US Lawmakers Intro Bill Banning Sale of Tech to Huawei & ZTE
A group of US senators wants to make it possible for the president to be able to ban the export of any US components or technology to Huawei Technologies, ZTE Corp. and any other Chinese telecom companies found to be in violation of US sanctions or export control laws.
The proposed bill -- the Telecommunications Denial Order Enforcement Act (H.R. 7255) -- was introduced Wednesday by Rep. Mike Gallagher (R-WI), Sen. Tom Cotton (R-AR), Sen. Chris Van Hollen (D-MD) and Rep. Ruben Gallego (D-AZ).
The language of the bill does indeed call out Huawei Technologies Co. Ltd and ZTE Corp. (Shenzhen: 000063; Hong Kong: 0763) by name. It also includes "any other telecommunications company domiciled in the People's Republic of China (or any subsidiary or affiliate of such entities), excluding any subsidiary of a foreign company domiciled in the People’s Republic of China."
The US lawmakers sponsoring the bill noted that the legislation's introduction follows the arrest last month of Meng Wanzhou, Huawei's CFO, in Canada at the behest of US prosecutors on charges of violating US sanctions. (See China Slams Huawei CFO's Arrest, Huawei 'Not Aware of Any Wrongdoing' and Canada Arrests Huawei CFO – Report.)
"Chinese telecommunications firms like Huawei represent a growing threat to American national security," Gallaher said in a statement. "As state-directed enterprises, they ultimately report to the Chinese Communist Party and will be employed where and whenever possible to undermine American interests and those of our allies."
He said the proposed legislation sets a "simple standard": That any Chinese telecom company found to have violated US sanctions moving forward will be subject to the "same severe punishment originally imposed on ZTE" -- a reference to a $1 billion fine ZTE agreed to pay to the US last year over allegations that the supplier had violated US sanctions against Iran and North Korea. (See ZTE Fined Another $1B in Rescue Deal With US.)
"Huawei is effectively an intelligence-gathering arm of the Chinese Communist Party whose founder and CEO was an engineer for the People's Liberation Army," Cotton added in the statement. "If Chinese telecom companies like Huawei violate our sanctions or export control laws, they should receive nothing less than the death penalty -- which this denial order would provide."
The introduction of the bill arrives amid a report today in The Wall Street Journal that federal prosecutors are pursuing a criminal investigation of Huawei for allegedly pilfering trade secrets from US-based partners, including technologies used by T-Mobile US for smartphone testing., including a quality control 'bot nicknamed "Tappy." The WSJ said the probe was tied to civil lawsuits against Huawei, including one in which a Seattle jury found that the Chinese company was found liable for misappropriating robotic tech from T-Mobile's lab in Bellevue, Wash.

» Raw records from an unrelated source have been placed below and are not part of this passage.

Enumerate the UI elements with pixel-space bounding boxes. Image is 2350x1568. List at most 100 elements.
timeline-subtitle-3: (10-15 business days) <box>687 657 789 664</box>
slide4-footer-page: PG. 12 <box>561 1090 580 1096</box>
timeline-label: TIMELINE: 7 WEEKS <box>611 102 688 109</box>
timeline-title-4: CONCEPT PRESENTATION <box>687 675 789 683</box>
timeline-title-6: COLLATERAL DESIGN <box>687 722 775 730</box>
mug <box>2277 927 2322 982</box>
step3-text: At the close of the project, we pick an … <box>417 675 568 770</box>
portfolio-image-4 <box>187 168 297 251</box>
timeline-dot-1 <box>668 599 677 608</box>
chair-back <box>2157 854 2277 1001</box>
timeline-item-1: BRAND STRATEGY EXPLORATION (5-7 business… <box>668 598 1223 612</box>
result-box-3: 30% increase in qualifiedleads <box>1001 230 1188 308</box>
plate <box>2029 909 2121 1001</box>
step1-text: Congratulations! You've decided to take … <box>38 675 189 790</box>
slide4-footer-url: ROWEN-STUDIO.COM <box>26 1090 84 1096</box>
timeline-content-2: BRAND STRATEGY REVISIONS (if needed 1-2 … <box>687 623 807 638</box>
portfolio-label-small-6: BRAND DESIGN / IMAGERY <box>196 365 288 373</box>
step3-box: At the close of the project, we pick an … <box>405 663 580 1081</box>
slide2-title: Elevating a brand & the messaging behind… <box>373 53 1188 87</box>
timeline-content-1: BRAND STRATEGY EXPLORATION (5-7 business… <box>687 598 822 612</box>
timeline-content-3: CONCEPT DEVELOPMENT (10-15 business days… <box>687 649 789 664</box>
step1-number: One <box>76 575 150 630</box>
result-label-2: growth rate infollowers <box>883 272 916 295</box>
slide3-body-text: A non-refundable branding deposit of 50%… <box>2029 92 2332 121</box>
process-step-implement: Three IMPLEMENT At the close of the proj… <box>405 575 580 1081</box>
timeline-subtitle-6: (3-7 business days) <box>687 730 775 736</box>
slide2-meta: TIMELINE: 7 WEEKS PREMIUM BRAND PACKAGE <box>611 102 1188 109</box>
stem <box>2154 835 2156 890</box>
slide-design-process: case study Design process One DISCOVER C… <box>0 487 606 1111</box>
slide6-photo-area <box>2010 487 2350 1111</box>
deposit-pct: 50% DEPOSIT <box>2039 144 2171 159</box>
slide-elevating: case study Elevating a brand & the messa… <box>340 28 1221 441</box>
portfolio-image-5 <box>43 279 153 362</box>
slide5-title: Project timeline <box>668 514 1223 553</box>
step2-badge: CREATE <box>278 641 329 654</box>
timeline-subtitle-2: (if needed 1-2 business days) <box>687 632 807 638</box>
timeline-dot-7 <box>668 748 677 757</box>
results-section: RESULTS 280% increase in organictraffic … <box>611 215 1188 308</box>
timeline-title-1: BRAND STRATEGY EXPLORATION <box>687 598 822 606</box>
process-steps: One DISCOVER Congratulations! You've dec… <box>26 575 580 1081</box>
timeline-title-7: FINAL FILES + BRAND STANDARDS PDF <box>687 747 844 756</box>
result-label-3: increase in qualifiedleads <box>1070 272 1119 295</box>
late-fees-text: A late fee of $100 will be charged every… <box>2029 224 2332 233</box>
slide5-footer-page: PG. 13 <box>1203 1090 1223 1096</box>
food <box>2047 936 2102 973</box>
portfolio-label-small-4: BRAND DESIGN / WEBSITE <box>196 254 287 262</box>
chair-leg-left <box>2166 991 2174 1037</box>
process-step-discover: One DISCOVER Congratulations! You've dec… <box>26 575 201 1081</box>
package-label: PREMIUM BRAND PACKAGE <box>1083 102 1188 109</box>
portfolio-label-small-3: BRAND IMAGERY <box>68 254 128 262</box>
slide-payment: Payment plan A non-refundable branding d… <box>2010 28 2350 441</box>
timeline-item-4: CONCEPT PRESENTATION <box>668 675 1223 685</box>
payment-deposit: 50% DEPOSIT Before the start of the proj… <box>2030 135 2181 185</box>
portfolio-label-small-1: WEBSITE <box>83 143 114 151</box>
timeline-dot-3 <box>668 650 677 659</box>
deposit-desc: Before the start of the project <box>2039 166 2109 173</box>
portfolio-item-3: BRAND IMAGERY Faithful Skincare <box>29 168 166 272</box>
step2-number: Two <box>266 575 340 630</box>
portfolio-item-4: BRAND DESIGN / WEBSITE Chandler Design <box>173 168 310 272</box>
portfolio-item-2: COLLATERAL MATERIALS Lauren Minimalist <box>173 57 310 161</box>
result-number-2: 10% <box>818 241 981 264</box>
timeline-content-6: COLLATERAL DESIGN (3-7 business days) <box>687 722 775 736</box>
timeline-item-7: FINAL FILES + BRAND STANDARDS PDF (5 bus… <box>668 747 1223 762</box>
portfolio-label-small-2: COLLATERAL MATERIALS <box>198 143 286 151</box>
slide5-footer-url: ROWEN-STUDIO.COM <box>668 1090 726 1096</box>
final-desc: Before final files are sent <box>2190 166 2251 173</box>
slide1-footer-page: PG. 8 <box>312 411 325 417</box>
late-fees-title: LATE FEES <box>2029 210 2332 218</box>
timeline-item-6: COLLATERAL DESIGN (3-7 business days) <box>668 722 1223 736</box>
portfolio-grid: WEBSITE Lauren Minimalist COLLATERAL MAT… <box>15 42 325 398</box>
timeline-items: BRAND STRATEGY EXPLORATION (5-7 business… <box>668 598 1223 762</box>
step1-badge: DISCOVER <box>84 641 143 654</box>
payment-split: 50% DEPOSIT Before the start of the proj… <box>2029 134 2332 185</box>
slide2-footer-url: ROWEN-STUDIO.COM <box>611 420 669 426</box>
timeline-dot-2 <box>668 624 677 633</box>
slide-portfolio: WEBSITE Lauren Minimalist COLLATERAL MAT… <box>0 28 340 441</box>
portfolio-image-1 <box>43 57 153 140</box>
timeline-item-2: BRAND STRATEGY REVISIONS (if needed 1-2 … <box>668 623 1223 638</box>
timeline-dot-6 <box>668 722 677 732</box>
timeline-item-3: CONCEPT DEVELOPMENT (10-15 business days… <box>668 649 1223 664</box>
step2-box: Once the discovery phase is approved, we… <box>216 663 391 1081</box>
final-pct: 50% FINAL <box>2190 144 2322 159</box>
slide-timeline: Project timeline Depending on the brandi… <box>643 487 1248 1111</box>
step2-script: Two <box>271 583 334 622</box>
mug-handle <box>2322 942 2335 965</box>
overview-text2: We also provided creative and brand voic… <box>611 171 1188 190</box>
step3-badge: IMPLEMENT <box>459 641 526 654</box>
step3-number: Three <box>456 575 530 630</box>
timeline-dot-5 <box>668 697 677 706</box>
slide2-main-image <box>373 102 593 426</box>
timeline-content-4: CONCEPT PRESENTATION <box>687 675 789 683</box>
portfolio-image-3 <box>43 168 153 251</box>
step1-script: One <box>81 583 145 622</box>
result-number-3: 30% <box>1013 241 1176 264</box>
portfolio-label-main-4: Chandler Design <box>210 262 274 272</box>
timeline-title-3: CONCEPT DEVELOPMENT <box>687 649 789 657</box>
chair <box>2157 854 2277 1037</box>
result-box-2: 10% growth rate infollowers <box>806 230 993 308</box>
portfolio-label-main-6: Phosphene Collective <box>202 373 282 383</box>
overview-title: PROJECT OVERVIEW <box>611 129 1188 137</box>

The Journal reported that the criminal investigation is at an "advanced stage" and an indictment could soon follow. (See T-Mobile Accuses Huawei of Espionage.)
The bill also enters play after Huawei founder and CEO Ren Zhengfei told reporters Tuesday that Huawei would resist requests by the Chinese government to spy on its customers. (See Huawei Founder Fails to Put Minds at Rest and Huawei's CEO Denies Back Door Theory – Reports.)
Here's a rundown of the measures included in the Telecommunications Denial Order Enforcement Act introduced today:
- Establishing that it is US policy to enforce denial orders banning the export of US parts and components to Chinese telecommunications companies that have violated US export control laws or sanctions.
- Directing the president to impose the same strict penalties originally faced by ZTE on any Chinese telecommunications firm found to be in violation of US export control laws or sanctions.
- Ensuring that penalties for violating US export control laws or sanctions are not withdrawn until a pattern of compliance and cooperation over the course of a year proves that policies surrounding systematic lawbreaking by Chinese telecommunications firms have been changed.
- Prohibiting any executive agency official from modifying any penalty imposed on Chinese telecommunications companies, their agents, or affiliates until the president certifies that the company has not violated US laws for one year and is cooperating fully with US investigations.
- Highlighting the Congressional role in overseeing Executive Branch export control and sanctions determinations regarding Chinese telecommunications companies.